Vienna, Imma Let You Finish But

I don’t want my first post about my foreign exchange experience to be a negative one, but good old Wien sure is making it hard not to.

For all those university students out there excited to finally expand your horizons and become a “global ambassador” (*rolls eyes*) by studying abroad, keep in mind the beginning of your international adventure is just a whirlwind of government bureaucracy, shrinking bank accounts, frantic pantomiming of basic needs, countless misunderstandings, and minor panic attacks over forgotten materials and missed deadlines. I swear my stress level was at an all time high the past 11 days, and I haven’t even started classes yet. I still can’t do my laundry or withdraw cash or connect to university WiFi…It’s been a trying time here in Austria, or as a friend called it, Beta-Germany.

opysaf

I won’t go into the details about my struggles just yet. That’s a story for later and will provide some context for this post, but for now here are a few of my tips for making your study abroad experience less stressful than mine. This one’s for you my fellow noobs! You’re welcome.

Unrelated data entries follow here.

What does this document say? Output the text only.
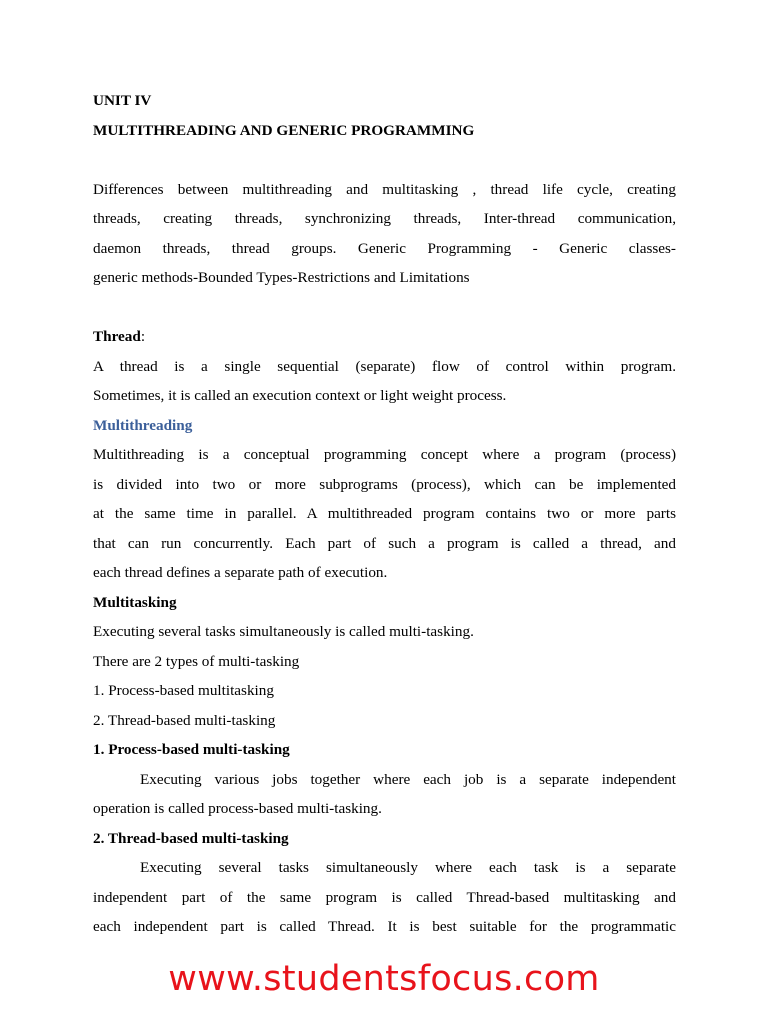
UNIT IV
MULTITHREADING AND GENERIC PROGRAMMING
Differences between multithreading and multitasking , thread life cycle, creating
threads, creating threads, synchronizing threads, Inter-thread communication,
daemon threads, thread groups. Generic Programming - Generic classes-
generic methods-Bounded Types-Restrictions and Limitations
Thread:
A thread is a single sequential (separate) flow of control within program.
Sometimes, it is called an execution context or light weight process.
Multithreading
Multithreading is a conceptual programming concept where a program (process)
is divided into two or more subprograms (process), which can be implemented
at the same time in parallel. A multithreaded program contains two or more parts
that can run concurrently. Each part of such a program is called a thread, and
each thread defines a separate path of execution.
Multitasking
Executing several tasks simultaneously is called multi-tasking.
There are 2 types of multi-tasking
1. Process-based multitasking
2. Thread-based multi-tasking
1. Process-based multi-tasking
Executing various jobs together where each job is a separate independent
operation is called process-based multi-tasking.
2. Thread-based multi-tasking
Executing several tasks simultaneously where each task is a separate
independent part of the same program is called Thread-based multitasking and
each independent part is called Thread. It is best suitable for the programmatic
www.studentsfocus.com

Disclaimer: This is from an American perspective so the advice will be most relevant for U.S. peeps.

General Tips for Starting off Your Study Abroad Experience

  1. Make a packing list. I didn’t do this. Not really. I had one in my head and would mentally check off the essentials as I packed them in my suitcases, but it wasn’t an effective method. I’m generally an organized person but I got lazy this time. Luckily, I only forgot two important things…That’s not good. Don’t forget things, kids. (Packing list post coming soon!)
  2. Keep all important documents in a folder. Make copies!! Generally you should have your passport, proof of residence, letter of nomination/acceptance from home and exchange universities, birth certificate, and visa always on hand when dealing with paperwork. I didn’t make copies of my letter of acceptance from WU, which prevented me from opening a bank account until I could get another copy.
  3. Bring snacks in your luggage. You’ll get hungry on the plane, in the airport, and upon arrival. Having snacks on hand means saving money (airport/airline food is expensive!) and having stuff to eat in case you can’t buy anything in that new country right away. If you don’t know the language, you might not know what you’re ordering, or you just might not have the right currency.
  4. Get T-Mobile. I may be going against a prior employer here (oops) but seriously, T-Mobile has great international coverage. It depends on the plan you have, but my family gets data and text in over 140 countries with no extra charge. Your other option is to get a SIM card in the country you’re moving to but that can be a hassle.
  5. Familiarize the public transportation. Find your closest station, visit the website, look up ticket prices, study the map, and check out any student discounts.wienerlinien-plan-ubahn
  6. Find the closest grocery store(s), pharmacy, home goods store, and convenience store to your residence and school. These places are essential. You can’t eat out all the time. Sometimes you get sick. Buy a spatula. Learn to cook.
  7. Bring electrical outlet adapters. Find out what kind of outlet the country you’re traveling to uses and buy multiple adapters along with a power strip. I recommend the small kind because you can bring it around with you to university and other places too.
  8. Invest in good athletic/walking shoes. You’ll probably be walking around more than you do at home since most students don’t bring cars. Get good shoes with soft insoles and substantial bottom soles. Bring a pair of flip flops to wear around the apartment too.
  9. Message the group! Some exchange/study abroad programs make Facebook groups for all the incoming students or some similar social media group to facilitate communication and connections among the new students. Say hi, introduce yourself, express your excitement for the program, ask questions, invite people to hang out, etc. This is how you’ll make a lot of new friends, and trust me, everyone’s really nice and open to new people early on in the semester, so take advantage of it. Just remember, you’re all new and scared so don’t be embarrassed.
  10. Walk around your new home. As soon as you arrive, take a stroll near your residence and your university campus. Get to know your new home for the next few months, take some pictures to send your parents, and drink it all in that you’re in a completely new place. Damn.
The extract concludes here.